Abstract

Like all the major fields of research, the theoretical positions on support verbs have changed as descriptions of them have accumulated. It is surprising that it was not until the twentieth century that the notion was established. Thus, to take a beer and to take a slap have been analyzed in the same way in the grammatical tradition. I have described elsewhere how the notion of support verbs was elaborated and gradually developed (G. Gross 1993, 2004). The first works in the framework of the LADL started from lists of nominal predicates established by Maurice Gross. His first collaborators applied to these lists, each one on his own, this or that support verb, the number of which seemed to be quite small at the time.
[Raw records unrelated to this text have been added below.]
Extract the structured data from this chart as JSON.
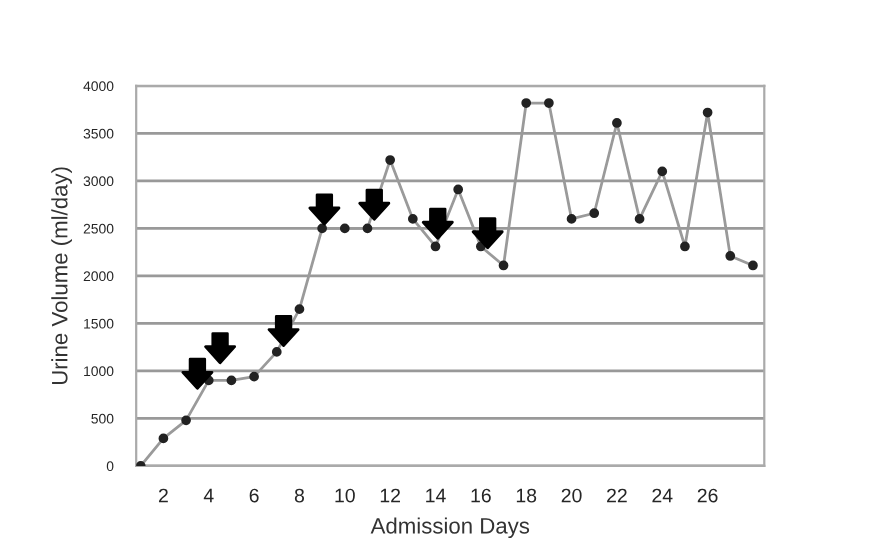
{
  "chart_data": {
    "type": "line",
    "xlabel": "Admission Days",
    "ylabel": "Urine Volume (ml/day)",
    "xlim": [
      0.8,
      28.5
    ],
    "xticks": [
      2,
      4,
      6,
      8,
      10,
      12,
      14,
      16,
      18,
      20,
      22,
      24,
      26
    ],
    "ylim": [
      0,
      4000
    ],
    "yticks": [
      0,
      500,
      1000,
      1500,
      2000,
      2500,
      3000,
      3500,
      4000
    ],
    "grid": "y",
    "marker": "circle",
    "line_style": "solid",
    "series": [
      {
        "color": "#9a9a9a",
        "x": [
          1,
          2,
          3,
          4,
          5,
          6,
          7,
          8,
          9,
          10,
          11,
          12,
          13,
          14,
          15,
          16,
          17,
          18,
          19,
          20,
          21,
          22,
          23,
          24,
          25,
          26,
          27,
          28
        ],
        "values": [
          0,
          290,
          480,
          900,
          900,
          940,
          1200,
          1650,
          2500,
          2500,
          2500,
          3220,
          2600,
          2310,
          2910,
          2310,
          2110,
          3820,
          3820,
          2600,
          2660,
          3610,
          2600,
          3100,
          2310,
          3720,
          2210,
          2110
        ]
      },
      {
        "type": "scatter",
        "marker": "triangle",
        "color": "#000000",
        "x": [
          3.5,
          4.5,
          7.3,
          9.1,
          11.3,
          14.1,
          16.3
        ],
        "values": [
          970,
          1240,
          1420,
          2700,
          2750,
          2550,
          2450
        ]
      }
    ]
  }
}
Thus, J. Giry studied the support faire; L. Danlos studied sentences with the support être Prép. From the very beginning, it was realized that the conjugation of nominal predicates was more diverse than that of verbs: a single verb has only one set of forms. R. Vivès studied the nominal predicates that take the three supports avoir-prendre-perdre. I myself have described the support verbs donner and recevoir by highlighting an active and passive conjugation thanks to the support recevoir. But all these works implied, by default, that the list of support verbs was reduced for each of the predicate nouns and for the whole. But, just as in the last century a systematic inventory of verbal conjugation was made, the time has come to make a systematic inventory of the means of conjugation for nominal predicates. This is what the present article is devoted to.